The Blue LED Took Thirty Years and an $180 Bonus
Red and green LEDs existed by the early 1970s. The blue LED took another two decades, and Nichia paid Shuji Nakamura $180 for it.
Red light-emitting diodes were a consumer product by 1968. Green followed shortly after. Blue, the third primary color and the missing piece needed to mix white light, took another twenty-five years to invent — long enough that researchers in three countries privately concluded it might never happen.
The difficulty was a single material problem. To make any LED work you need both n-type and p-type regions of a semiconductor stacked against each other. Red and green LEDs use compounds where both kinds of doping are easy. Blue light requires a wider bandgap, and the only practical candidate was gallium nitride, GaN. RCA had abandoned the work in the 1970s because no one could make a useful p-type GaN: hydrogen atoms in the crystal kept neutralizing the dopants. Without p-type GaN, you could not build the junction.
In 1988, Shuji Nakamura, a quiet engineer at the small Japanese chemicals firm Nichia, was given a budget of $3 million and told to try anyway. He built his own metal-organic vapor deposition reactor by hand. He worked out a two-flow gas method to grow uniform GaN crystals, then discovered that simply heating the doped material — annealing it — drove the hydrogen out and unmasked the dopants. By 1993 Nichia was selling commercial blue LEDs a thousand times brighter than anything previously made.

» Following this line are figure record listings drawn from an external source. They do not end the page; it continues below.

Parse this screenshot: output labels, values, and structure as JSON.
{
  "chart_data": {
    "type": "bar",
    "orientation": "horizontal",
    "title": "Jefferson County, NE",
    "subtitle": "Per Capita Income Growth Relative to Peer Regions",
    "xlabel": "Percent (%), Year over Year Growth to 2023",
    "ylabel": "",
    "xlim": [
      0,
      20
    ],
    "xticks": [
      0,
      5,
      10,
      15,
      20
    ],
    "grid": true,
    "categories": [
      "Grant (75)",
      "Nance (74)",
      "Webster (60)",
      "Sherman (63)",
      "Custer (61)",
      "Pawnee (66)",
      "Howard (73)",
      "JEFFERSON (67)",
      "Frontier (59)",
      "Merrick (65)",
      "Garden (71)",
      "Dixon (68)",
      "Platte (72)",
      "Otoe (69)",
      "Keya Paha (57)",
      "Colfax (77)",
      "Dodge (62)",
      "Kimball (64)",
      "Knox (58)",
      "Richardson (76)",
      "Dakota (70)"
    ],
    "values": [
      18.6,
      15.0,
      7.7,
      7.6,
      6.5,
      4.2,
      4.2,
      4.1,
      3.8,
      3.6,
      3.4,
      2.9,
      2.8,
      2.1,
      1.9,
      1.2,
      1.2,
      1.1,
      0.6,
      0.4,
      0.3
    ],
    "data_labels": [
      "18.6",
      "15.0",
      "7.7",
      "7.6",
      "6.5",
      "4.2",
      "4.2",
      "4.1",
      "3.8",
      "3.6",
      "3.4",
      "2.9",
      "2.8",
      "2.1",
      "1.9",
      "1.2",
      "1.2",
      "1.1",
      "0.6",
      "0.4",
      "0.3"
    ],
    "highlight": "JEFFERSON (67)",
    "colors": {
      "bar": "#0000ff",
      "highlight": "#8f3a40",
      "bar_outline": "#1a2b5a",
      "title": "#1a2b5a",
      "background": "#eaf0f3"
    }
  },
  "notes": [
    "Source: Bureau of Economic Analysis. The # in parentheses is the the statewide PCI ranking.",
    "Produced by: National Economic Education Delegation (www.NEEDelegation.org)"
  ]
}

The company gave Nakamura a bonus of about 20,000 yen, roughly $180. He left for the University of California Santa Barbara in 1999 and sued Nichia for a share of the patent revenue. A Tokyo district court awarded him 20 billion yen; on appeal the parties settled in 2005 for 840 million yen, around $8.1 million. In 2014 he shared the Nobel Prize in Physics with Isamu Akasaki and Hiroshi Amano. By then almost every white LED bulb sold on Earth contained a sliver of his GaN crystal under its phosphor coating.